As Jeff Tucker notes, this call for increased economic statism is particularly unfortunate because the document diagnoses the cause of the economic crisis pretty well. The problem was created by government control of the monetary system and the inflation it fostered. It seems unlikely that the solution will be the same thing that caused the problem.
Additionally, there is a severe problem of mistaken jurisdictions. The Reuters piece quotes from the Vatican report.
It condemned what it called “the idolatry of the market” as well as a “neo-liberal thinking” that it said looked exclusively at technical solutions to economic problems. “In fact, the crisis has revealed behaviours like selfishness, collective greed and hoarding of goods on a great scale,” it said, adding that world economics needed an “ethic of solidarity” among rich and poor nations.
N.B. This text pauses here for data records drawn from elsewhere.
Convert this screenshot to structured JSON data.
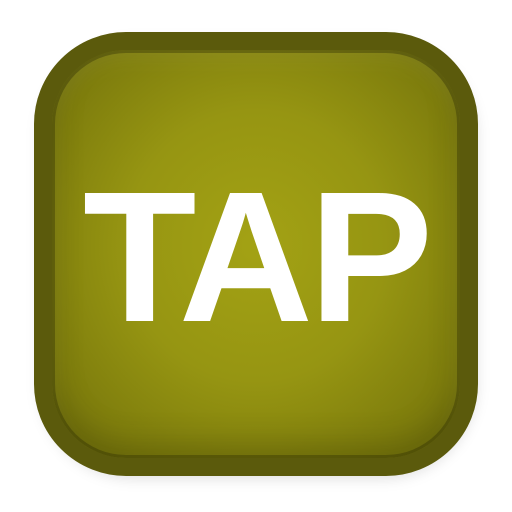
{
  "app_icon": {
    "label": "TAP",
    "colors": {
      "border": "#5b5a0c",
      "fill_center": "#a3a214",
      "fill_edge": "#706f0c",
      "text": "#ffffff"
    }
  }
}
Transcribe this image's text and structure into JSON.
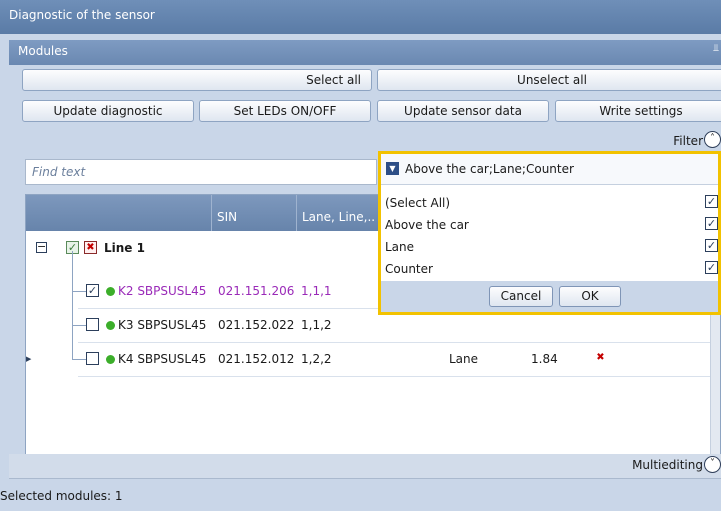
{
  "window": {
    "title": "Diagnostic of the sensor"
  },
  "panel": {
    "title": "Modules",
    "pin_icon": "pin-icon"
  },
  "toolbar": {
    "select_all": "Select all",
    "unselect_all": "Unselect all",
    "update_diagnostic": "Update diagnostic",
    "set_leds": "Set LEDs ON/OFF",
    "update_sensor_data": "Update sensor data",
    "write_settings": "Write settings"
  },
  "filter": {
    "label": "Filter",
    "toggle_icon": "chevron-up-icon"
  },
  "search": {
    "placeholder": "Find text"
  },
  "grid": {
    "columns": [
      "SIN",
      "Lane, Line,.."
    ],
    "group": {
      "label": "Line 1"
    },
    "rows": [
      {
        "name": "K2 SBPSUSL45",
        "sin": "021.151.206",
        "lane": "1,1,1",
        "checked": true,
        "highlight": true,
        "type": "",
        "value": ""
      },
      {
        "name": "K3 SBPSUSL45",
        "sin": "021.152.022",
        "lane": "1,1,2",
        "checked": false,
        "highlight": false,
        "type": "",
        "value": ""
      },
      {
        "name": "K4 SBPSUSL45",
        "sin": "021.152.012",
        "lane": "1,2,2",
        "checked": false,
        "highlight": false,
        "type": "Lane",
        "value": "1.84"
      }
    ]
  },
  "dropdown": {
    "value": "Above the car;Lane;Counter",
    "items": [
      {
        "label": "(Select All)",
        "checked": true
      },
      {
        "label": "Above the car",
        "checked": true
      },
      {
        "label": "Lane",
        "checked": true
      },
      {
        "label": "Counter",
        "checked": true
      }
    ],
    "cancel": "Cancel",
    "ok": "OK"
  },
  "multiediting": {
    "label": "Multiediting",
    "toggle_icon": "chevron-down-icon"
  },
  "status": {
    "text": "Selected modules: 1"
  },
  "colors": {
    "accent": "#2d4e86",
    "highlight_border": "#f2c200",
    "purple_text": "#9a2ab8",
    "status_dot": "#3cae2a"
  }
}
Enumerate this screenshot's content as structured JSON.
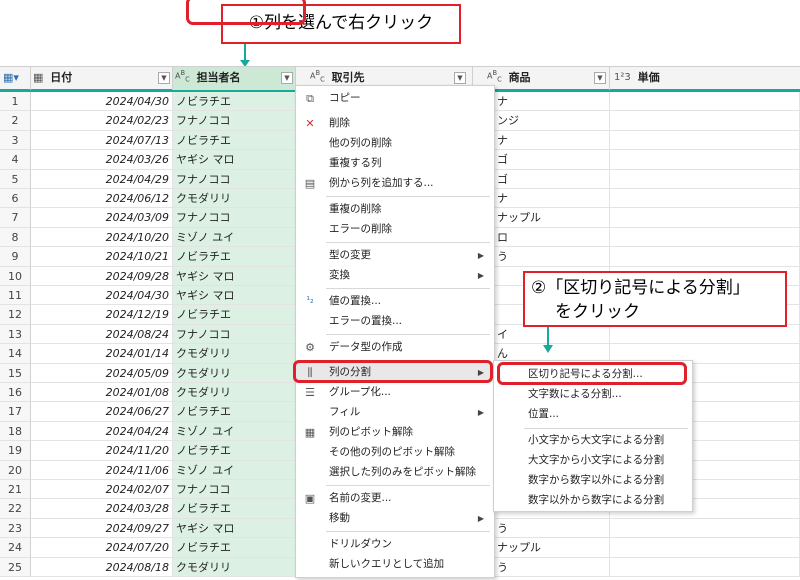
{
  "callouts": {
    "step1": "①列を選んで右クリック",
    "step2_line1": "②「区切り記号による分割」",
    "step2_line2": "をクリック"
  },
  "header": {
    "date": "日付",
    "person": "担当者名",
    "client": "取引先",
    "product": "商品",
    "price": "単価",
    "type_date": "▦",
    "type_text": "Aᴮᶜ",
    "type_num": "1²3"
  },
  "rows": [
    {
      "n": "1",
      "date": "2024/04/30",
      "person": "ノビラチエ",
      "client": "",
      "product": "ナ"
    },
    {
      "n": "2",
      "date": "2024/02/23",
      "person": "フナノココ",
      "client": "",
      "product": "ンジ"
    },
    {
      "n": "3",
      "date": "2024/07/13",
      "person": "ノビラチエ",
      "client": "",
      "product": "ナ"
    },
    {
      "n": "4",
      "date": "2024/03/26",
      "person": "ヤギシ マロ",
      "client": "",
      "product": "ゴ"
    },
    {
      "n": "5",
      "date": "2024/04/29",
      "person": "フナノココ",
      "client": "",
      "product": "ゴ"
    },
    {
      "n": "6",
      "date": "2024/06/12",
      "person": "クモダリリ",
      "client": "",
      "product": "ナ"
    },
    {
      "n": "7",
      "date": "2024/03/09",
      "person": "フナノココ",
      "client": "",
      "product": "ナップル"
    },
    {
      "n": "8",
      "date": "2024/10/20",
      "person": "ミゾノ ユイ",
      "client": "",
      "product": "ロ"
    },
    {
      "n": "9",
      "date": "2024/10/21",
      "person": "ノビラチエ",
      "client": "",
      "product": "う"
    },
    {
      "n": "10",
      "date": "2024/09/28",
      "person": "ヤギシ マロ",
      "client": "",
      "product": ""
    },
    {
      "n": "11",
      "date": "2024/04/30",
      "person": "ヤギシ マロ",
      "client": "",
      "product": ""
    },
    {
      "n": "12",
      "date": "2024/12/19",
      "person": "ノビラチエ",
      "client": "",
      "product": ""
    },
    {
      "n": "13",
      "date": "2024/08/24",
      "person": "フナノココ",
      "client": "",
      "product": "イ"
    },
    {
      "n": "14",
      "date": "2024/01/14",
      "person": "クモダリリ",
      "client": "",
      "product": "ん"
    },
    {
      "n": "15",
      "date": "2024/05/09",
      "person": "クモダリリ",
      "client": "",
      "product": ""
    },
    {
      "n": "16",
      "date": "2024/01/08",
      "person": "クモダリリ",
      "client": "",
      "product": ""
    },
    {
      "n": "17",
      "date": "2024/06/27",
      "person": "ノビラチエ",
      "client": "",
      "product": ""
    },
    {
      "n": "18",
      "date": "2024/04/24",
      "person": "ミゾノ ユイ",
      "client": "",
      "product": ""
    },
    {
      "n": "19",
      "date": "2024/11/20",
      "person": "ノビラチエ",
      "client": "",
      "product": ""
    },
    {
      "n": "20",
      "date": "2024/11/06",
      "person": "ミゾノ ユイ",
      "client": "",
      "product": ""
    },
    {
      "n": "21",
      "date": "2024/02/07",
      "person": "フナノココ",
      "client": "",
      "product": ""
    },
    {
      "n": "22",
      "date": "2024/03/28",
      "person": "ノビラチエ",
      "client": "",
      "product": ""
    },
    {
      "n": "23",
      "date": "2024/09/27",
      "person": "ヤギシ マロ",
      "client": "",
      "product": "う"
    },
    {
      "n": "24",
      "date": "2024/07/20",
      "person": "ノビラチエ",
      "client": "",
      "product": "ナップル"
    },
    {
      "n": "25",
      "date": "2024/08/18",
      "person": "クモダリリ",
      "client": "",
      "product": "う"
    }
  ],
  "menu": {
    "copy": "コピー",
    "remove": "削除",
    "remove_other": "他の列の削除",
    "duplicate": "重複する列",
    "add_from_examples": "例から列を追加する...",
    "remove_duplicates": "重複の削除",
    "remove_errors": "エラーの削除",
    "change_type": "型の変更",
    "transform": "変換",
    "replace_values": "値の置換...",
    "replace_errors": "エラーの置換...",
    "create_data_type": "データ型の作成",
    "split_column": "列の分割",
    "group_by": "グループ化...",
    "fill": "フィル",
    "unpivot": "列のピボット解除",
    "unpivot_other": "その他の列のピボット解除",
    "unpivot_selected": "選択した列のみをピボット解除",
    "rename": "名前の変更...",
    "move": "移動",
    "drill_down": "ドリルダウン",
    "add_as_new_query": "新しいクエリとして追加"
  },
  "submenu": {
    "by_delimiter": "区切り記号による分割...",
    "by_chars": "文字数による分割...",
    "by_position": "位置...",
    "lower_to_upper": "小文字から大文字による分割",
    "upper_to_lower": "大文字から小文字による分割",
    "digit_to_nondigit": "数字から数字以外による分割",
    "nondigit_to_digit": "数字以外から数字による分割"
  }
}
The Vatican is making a big mistake in thinking that behaviors such as selfishness and collective greed can be solved through global economic planning, or any state action for that matter. The church is the institution that exists to make disciples of all nations. As I explain in my book when discussing the issue of government regulation of the market,
Some Christians might fear that such a free market economic policy will result in an unbridled capitalism that produces a society characterized by harsh, greedy, unrestrained industrialists who stop at nothing as they increase their fortunes. This worry misconstrues the nature of the free market. In a free market entrepreneurs cannot force anyone to buy their products. To receive revenue, firms must convince people to voluntarily purchase from them. The action of a profit-seeking entrepreneur is far from unregulated. In a free market, the entrepreneur may not be regulated by the state but he will be regulated by his conscience and especially by consumer preferences. If people do not want to buy from an entrepreneur with a reputation for wrong-doing they are free to refrain. The accounting firm Arthur Andersen went into bankruptcy at the mere allegation of improper accounting.
In this way that the church can properly act to regulate the economy. The Christian ethic of private property does not allow them to use the coercive state to achieve their ends for a better society. Instead Christians are called to evangelize and disciple converts in the paths of righteousness. As the church does what it is called to do, people will change their preferences. They will begin to be more loving and kind to their neighbors. If Christians really want different market outcomes, they should be obedient in their calling and have faith that God can transform the hearts and minds of men and women (pp. 476-77).
I simply do not understand the charge that the economic crisis has revealed a hoarding of goods on a great scale. Calls for a super-national central bank and global economic regulation are the sort of economic policy suggestions we get when people do not understand basic economics or the nature and role of the Federal Reserve and state intervention in the economy.